Schokodiebe auf der Flucht

Die Polizei sucht Ladendiebe in Frankfurt, einen Räuber in Eisenhüttenstadt, Vandalen in Schöneiche und Brandstifter in Seelow.

Schokodiebe auf der Flucht

Frankfurt (Oder). Auf Schokoartikel hatten es zwei Ladendiebe abgesehen, die Mitarbeiter eines Einkaufsmarkts in der Dr.-Salvador-Allende-Höhe am frühen Nachmittag des 22. September 2020 ertappten. Daraufhin wurde das Duo gewalttätig. Ein Angestellter bekam einen Ellenbogen ins Gesicht und eine unbeteiligte Kundin schubsten die Flüchtenden einfach beiseite. Die 53-Jährige erlitt dadurch eine Platzwunde am Kopf und musste im Krankenhaus behandelt werden. Kriminalisten der Inspektion Oder-Spree/Frankfurt (Oder) suchen nun nach den Dieben.

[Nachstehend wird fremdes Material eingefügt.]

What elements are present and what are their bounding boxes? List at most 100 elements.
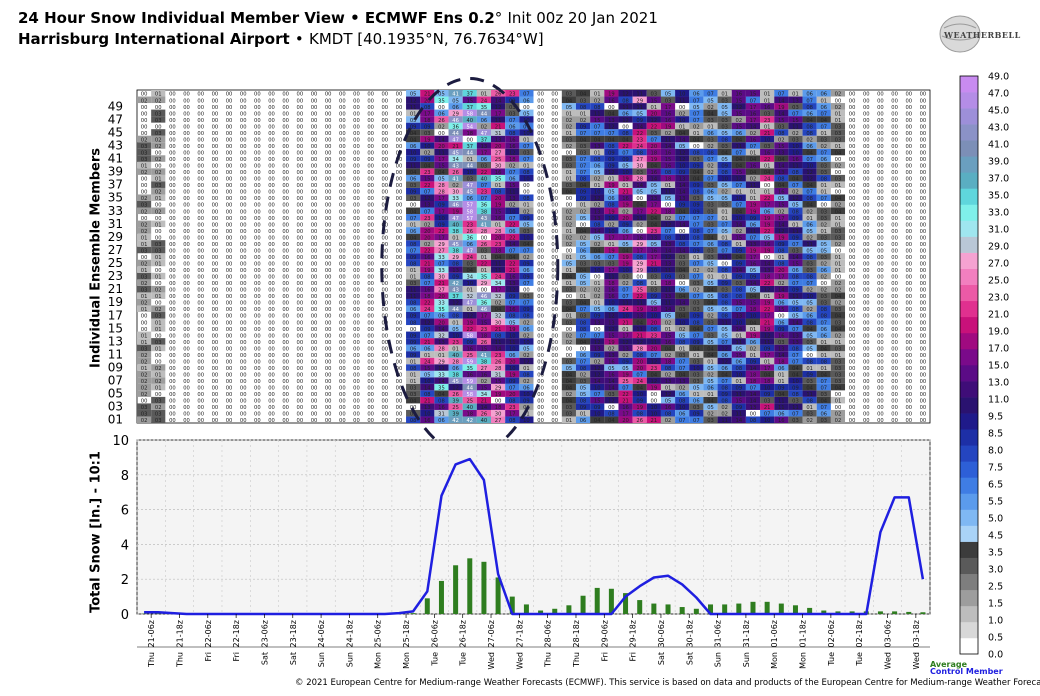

Eisenhüttenstadt. Die Kriminalpolizei ermittelt seit dem Abend des 22. September 2020 zum Verdacht des Raubes. Gegen 20.15 Uhr kam in der Fellerstraße ein Mann auf einen 51-jährigen Eisenhüttenstädter zu und verlangte Geld. Als er dies nicht bekam, schlug der Täter zu und nahm selbst Bargeld aus der Hose des Geschädigten. Der Räuber wird mit einer Größe von 1,70 Meter und einem Alter von 30 bis 35 Jahren beschrieben. Er soll zum Tatzeitpunkt eine dunkle Hose und ein rotes T-Shirt getragen haben. Außerdem hatte der Mann wohl kurze schwarze Haare und einen Vollbart. Die Ermittler bitten mögliche Zeugen, die noch nicht mit ihnen in Kontakt getreten sind, dies nun zu tun. Das kann über die Rufnummer 03361-5680 oder die Internetwache www.polizei.brandenburg.de erfolgen. Natürlich nimmt auch jede andere Polizeidienststelle die Angaben entgegen.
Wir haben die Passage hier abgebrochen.